Books like this in the current age would fetch $25 of more, given inflation and other related changes based on small press publishers. Of course, these days such books would have multiple states, such as signed/limited copies, vs. just published in an announced number of copies (3,500) in this case. It collects five short stories, with a cover by Frank Utpatel, who illustrated many Arkham House books.

This year I’ve been on an Arkham House bender, after many years of not looking for their books. I think that most of my AH purchases prior to 2025 were in-person acquisitions, but now I’m tossing my hat more in the online world. In many cases, at least where there are auctions involved, I’m losing out on books. So, instead, I’ve turned to fixed price options from resellers elsewhere. This means I’ll probably stall in terms of adding more books, as I do have an upper limit in terms of what I want to spend, and most fixed-price AH books from earlier than 1970 are well beyond my price range.

The Adventures of Langdon St. Ives

James P. Blaylock’s The Adventures of Langdon S. Ives collects four short stories (“The Ape-Box Affair”, “The Hole in Space”, “The Idol’s Eye”, “Two Views of a Cave Painting”) and two novels (Homunculus and Lord Kelvin’s Machine) featuring Victorian inventor, Langdon St Ives in various adventures and escapades.

I already own both novels—Homunculus in the Morrigan edition and Lord Kelvin’s Machine from Arkham House. The short stories appear in other books that I also already own; “The Hole in Space” in the Subterranean Press edition of The Man in the Moon, and the other three in the Edgewood Press collection, Thirteen Phantasms. Why then buy this book? I recall buying The Further Adventures of Langdon St. Ives because, although I owned three of the novellas collected in that book, I lacked two of the short stories. But, I’d looked at the contents of the first Langdon St. Ives book many years ago and decided back then that I didn’t need it.

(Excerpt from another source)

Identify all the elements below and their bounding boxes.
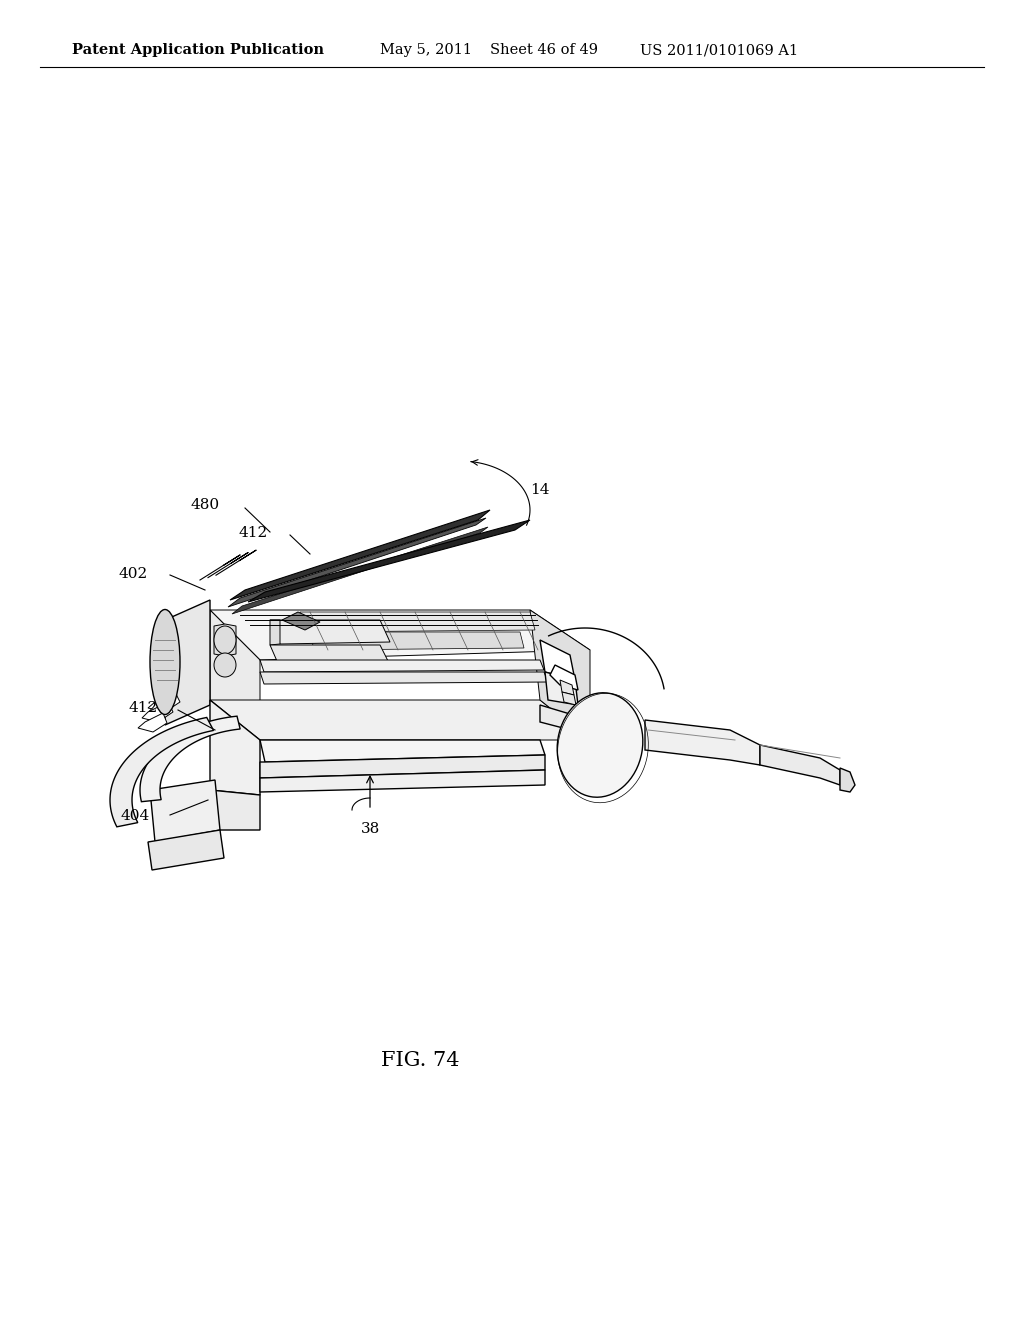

The itch was still there, somehow, and when an opportunity came along to pick it up at cover price, I took it. Originally published in 2008 as a trade and limited edition, I thought the copy I bought was a trade edition. However, when I received the book, the dust jacket listed the trade edition price, but the book was one of 200 numbered and signed copies, which matched the limited edition description. I suspect that I have a mix of book and cover, which is a strange circumstance. At any rate, it looks good next to my other Subterranean Press Blaylock books, and the introduction by Tim Powers and afterword by Blaylock are fun reads. Blaylock’s afterword, however, covers much of the same territory as his afterword to “The Hole in Space” in The Man in the Moon. I’ve read, I think, almost all of Blaylock’s works, barring a short story or two. So, all in all, I’m happy that I finally went ahead and got this book.